Automated Smart Home Assessment to Support Pain Management: Multiple Methods.

2020 
BACKGROUND Poorly managed pain can lead to substance use disorders, depression, suicide, worsening health, and increased use of health services. Most pain assessments occur in clinical settings away from patients' natural environment. Advances in smart home technology may allow observation of pain in the home setting. Smart homes recognizing human behaviors may be useful for quantifying functional pain interference thereby creating new ways of assessing pain and supporting people living with pain. OBJECTIVE To determine if a smart home can detect pain-related behaviors to perform automated assessment and support intervention for persons with chronic pain.
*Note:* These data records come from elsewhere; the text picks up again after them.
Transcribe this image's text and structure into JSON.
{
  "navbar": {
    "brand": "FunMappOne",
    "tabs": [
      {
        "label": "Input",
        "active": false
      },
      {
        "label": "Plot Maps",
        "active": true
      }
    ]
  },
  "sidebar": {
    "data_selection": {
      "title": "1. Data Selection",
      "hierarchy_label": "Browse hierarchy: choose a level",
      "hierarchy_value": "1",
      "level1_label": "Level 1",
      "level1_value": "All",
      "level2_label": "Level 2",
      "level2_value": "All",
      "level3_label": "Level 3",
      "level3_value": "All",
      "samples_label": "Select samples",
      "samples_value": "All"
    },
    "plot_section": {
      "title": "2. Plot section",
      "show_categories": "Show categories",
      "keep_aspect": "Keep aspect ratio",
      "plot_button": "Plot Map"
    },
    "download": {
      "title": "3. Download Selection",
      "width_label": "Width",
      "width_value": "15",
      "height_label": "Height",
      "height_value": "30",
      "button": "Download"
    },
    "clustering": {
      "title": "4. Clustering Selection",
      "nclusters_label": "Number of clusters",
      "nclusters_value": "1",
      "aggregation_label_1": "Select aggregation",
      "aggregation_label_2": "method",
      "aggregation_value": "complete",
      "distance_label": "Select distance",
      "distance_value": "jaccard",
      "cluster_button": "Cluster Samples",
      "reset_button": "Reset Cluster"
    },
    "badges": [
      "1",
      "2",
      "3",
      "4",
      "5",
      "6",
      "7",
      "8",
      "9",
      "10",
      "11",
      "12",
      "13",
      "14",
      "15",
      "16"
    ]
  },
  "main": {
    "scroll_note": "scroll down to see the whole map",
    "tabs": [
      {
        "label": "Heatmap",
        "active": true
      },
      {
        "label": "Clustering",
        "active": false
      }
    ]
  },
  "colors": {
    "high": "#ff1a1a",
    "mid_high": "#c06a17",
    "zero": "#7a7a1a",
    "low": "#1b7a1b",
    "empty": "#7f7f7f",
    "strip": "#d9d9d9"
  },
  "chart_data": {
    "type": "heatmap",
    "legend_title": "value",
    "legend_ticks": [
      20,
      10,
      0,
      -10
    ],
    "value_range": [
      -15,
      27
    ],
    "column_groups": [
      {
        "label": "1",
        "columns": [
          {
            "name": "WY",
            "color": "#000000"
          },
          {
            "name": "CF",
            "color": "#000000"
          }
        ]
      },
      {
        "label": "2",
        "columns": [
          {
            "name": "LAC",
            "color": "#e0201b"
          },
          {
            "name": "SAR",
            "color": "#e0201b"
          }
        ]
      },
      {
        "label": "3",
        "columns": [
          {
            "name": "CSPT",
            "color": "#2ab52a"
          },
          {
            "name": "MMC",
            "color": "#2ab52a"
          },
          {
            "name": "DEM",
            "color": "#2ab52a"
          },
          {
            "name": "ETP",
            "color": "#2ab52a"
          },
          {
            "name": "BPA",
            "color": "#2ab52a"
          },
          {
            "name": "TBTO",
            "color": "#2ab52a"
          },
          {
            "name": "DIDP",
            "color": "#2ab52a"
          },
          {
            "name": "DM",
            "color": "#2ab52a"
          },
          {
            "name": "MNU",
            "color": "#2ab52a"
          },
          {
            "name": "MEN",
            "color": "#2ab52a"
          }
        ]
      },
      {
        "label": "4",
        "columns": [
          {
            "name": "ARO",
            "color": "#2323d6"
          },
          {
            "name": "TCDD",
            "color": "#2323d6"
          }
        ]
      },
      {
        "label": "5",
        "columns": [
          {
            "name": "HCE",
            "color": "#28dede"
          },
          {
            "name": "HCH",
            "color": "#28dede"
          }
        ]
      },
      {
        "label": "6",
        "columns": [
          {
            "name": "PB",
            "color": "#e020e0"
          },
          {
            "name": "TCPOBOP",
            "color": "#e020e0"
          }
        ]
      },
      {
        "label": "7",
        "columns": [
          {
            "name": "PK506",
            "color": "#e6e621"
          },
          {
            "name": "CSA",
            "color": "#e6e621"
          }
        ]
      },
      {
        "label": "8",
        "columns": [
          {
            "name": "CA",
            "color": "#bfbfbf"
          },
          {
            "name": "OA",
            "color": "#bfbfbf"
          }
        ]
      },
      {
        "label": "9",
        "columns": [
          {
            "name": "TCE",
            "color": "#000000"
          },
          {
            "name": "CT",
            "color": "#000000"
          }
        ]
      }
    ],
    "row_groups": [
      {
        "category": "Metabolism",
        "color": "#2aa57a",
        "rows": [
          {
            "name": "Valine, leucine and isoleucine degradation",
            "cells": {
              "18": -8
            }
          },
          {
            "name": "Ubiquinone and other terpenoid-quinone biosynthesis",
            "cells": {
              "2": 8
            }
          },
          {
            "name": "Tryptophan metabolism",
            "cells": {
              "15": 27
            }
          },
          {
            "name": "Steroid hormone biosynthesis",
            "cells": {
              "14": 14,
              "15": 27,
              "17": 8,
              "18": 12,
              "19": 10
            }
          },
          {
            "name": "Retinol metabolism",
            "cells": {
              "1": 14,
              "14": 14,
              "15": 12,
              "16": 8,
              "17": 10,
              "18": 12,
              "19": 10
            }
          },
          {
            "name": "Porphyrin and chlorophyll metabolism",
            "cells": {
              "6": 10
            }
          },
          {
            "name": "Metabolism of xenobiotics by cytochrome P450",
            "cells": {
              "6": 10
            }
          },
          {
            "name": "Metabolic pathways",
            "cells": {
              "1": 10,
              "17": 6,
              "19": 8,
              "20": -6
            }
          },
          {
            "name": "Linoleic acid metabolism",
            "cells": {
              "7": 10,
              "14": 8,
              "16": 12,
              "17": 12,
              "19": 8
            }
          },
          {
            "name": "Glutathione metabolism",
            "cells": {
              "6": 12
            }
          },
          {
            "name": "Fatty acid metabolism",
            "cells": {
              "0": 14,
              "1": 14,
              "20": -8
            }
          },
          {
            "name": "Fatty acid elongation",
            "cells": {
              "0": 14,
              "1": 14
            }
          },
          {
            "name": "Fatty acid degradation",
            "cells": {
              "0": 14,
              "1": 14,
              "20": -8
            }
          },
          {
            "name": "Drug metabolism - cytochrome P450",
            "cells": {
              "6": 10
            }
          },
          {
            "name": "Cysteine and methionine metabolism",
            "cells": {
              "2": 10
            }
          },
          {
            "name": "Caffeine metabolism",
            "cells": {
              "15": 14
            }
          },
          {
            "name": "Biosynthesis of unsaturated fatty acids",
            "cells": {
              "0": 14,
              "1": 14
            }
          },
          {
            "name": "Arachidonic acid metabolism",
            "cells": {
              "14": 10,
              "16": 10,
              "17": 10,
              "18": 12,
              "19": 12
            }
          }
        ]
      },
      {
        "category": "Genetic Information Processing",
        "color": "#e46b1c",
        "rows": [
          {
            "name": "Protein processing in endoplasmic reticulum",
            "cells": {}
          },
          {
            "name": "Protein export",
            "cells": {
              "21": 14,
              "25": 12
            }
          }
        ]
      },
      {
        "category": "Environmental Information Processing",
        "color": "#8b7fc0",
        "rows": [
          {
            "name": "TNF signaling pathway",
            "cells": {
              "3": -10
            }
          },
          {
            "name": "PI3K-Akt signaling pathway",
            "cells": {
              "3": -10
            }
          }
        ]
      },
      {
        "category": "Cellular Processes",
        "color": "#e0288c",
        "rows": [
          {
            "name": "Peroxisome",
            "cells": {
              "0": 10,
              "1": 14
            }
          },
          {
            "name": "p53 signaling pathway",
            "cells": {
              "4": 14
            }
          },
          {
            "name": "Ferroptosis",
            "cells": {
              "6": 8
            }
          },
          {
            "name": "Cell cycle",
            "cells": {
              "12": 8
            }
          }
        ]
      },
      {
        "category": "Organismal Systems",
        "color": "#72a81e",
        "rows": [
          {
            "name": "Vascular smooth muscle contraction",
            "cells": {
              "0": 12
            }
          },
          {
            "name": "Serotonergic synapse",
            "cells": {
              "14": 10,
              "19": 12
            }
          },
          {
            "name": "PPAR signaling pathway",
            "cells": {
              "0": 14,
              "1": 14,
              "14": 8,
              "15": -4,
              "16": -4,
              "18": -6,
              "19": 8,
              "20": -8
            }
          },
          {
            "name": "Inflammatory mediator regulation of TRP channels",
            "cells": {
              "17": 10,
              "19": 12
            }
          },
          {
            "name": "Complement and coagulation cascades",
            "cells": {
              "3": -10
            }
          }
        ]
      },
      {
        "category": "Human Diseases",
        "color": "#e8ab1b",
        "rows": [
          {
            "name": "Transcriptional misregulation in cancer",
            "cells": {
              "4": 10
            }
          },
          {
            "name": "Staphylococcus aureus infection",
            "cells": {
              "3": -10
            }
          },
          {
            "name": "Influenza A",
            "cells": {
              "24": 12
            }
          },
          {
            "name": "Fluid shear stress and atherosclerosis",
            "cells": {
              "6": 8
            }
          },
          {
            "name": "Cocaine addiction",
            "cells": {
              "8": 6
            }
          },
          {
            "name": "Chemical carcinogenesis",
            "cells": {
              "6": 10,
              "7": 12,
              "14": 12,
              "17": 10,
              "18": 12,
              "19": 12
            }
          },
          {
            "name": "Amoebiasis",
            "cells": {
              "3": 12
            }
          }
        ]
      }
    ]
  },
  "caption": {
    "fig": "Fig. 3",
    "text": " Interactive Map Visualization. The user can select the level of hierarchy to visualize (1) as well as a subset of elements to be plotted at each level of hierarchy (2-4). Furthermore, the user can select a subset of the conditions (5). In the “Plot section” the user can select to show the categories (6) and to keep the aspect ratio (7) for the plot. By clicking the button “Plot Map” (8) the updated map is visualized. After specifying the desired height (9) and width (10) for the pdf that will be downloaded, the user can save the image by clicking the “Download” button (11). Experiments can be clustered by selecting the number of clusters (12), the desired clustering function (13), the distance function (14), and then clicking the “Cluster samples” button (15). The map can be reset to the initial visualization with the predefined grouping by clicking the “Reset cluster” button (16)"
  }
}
METHODS A multiple method secondary data analysis was conducted using historic ambient sensor data and weekly nursing assessment data from 11 independent older adults reporting pain across 1-2 years of smart home monitoring. A qualitative approach was used to interpret sensor-based data of 27 unique pain events to support clinician-guided training of a machine learning model. A periodogram was used to calculate circadian rhythm strength and a Random Forest containing 100 trees was employed to train a machine learning model to recognize pain-related behaviors. The model extracted 550 behavioral markers for each sensor-based data segment. These were treated as both a binary classification problem (event, control) and a regression problem. RESULTS Thirteen clinically relevant behaviors were illuminated revealing six pain-related behavioral qualitative themes. Quantitative results were classified using a clinician-guided random forest technique which yielded a classification accuracy of 0.70, a sensitivity of 0.72, a specificity of 0.69, an area under the ROC curve of 0.756, and an area under the PRC curve of 0.777 in comparison to using standard anomaly detection techniques without clinician guidance (0.16 accuracy achieved; p<.001). The regression formulation achieved moderate correlation with r=0.42. CONCLUSIONS Findings of this secondary data analysis reveal that a pain-assessing smart home may recognize pain-related behaviors. Utilizing clinicians' real-world knowledge when developing pain-assessing machine learning models improves the model's performance. A larger study focusing on pain-related behaviors is warranted to improve and test model performance. CLINICALTRIAL Not a clinical trial.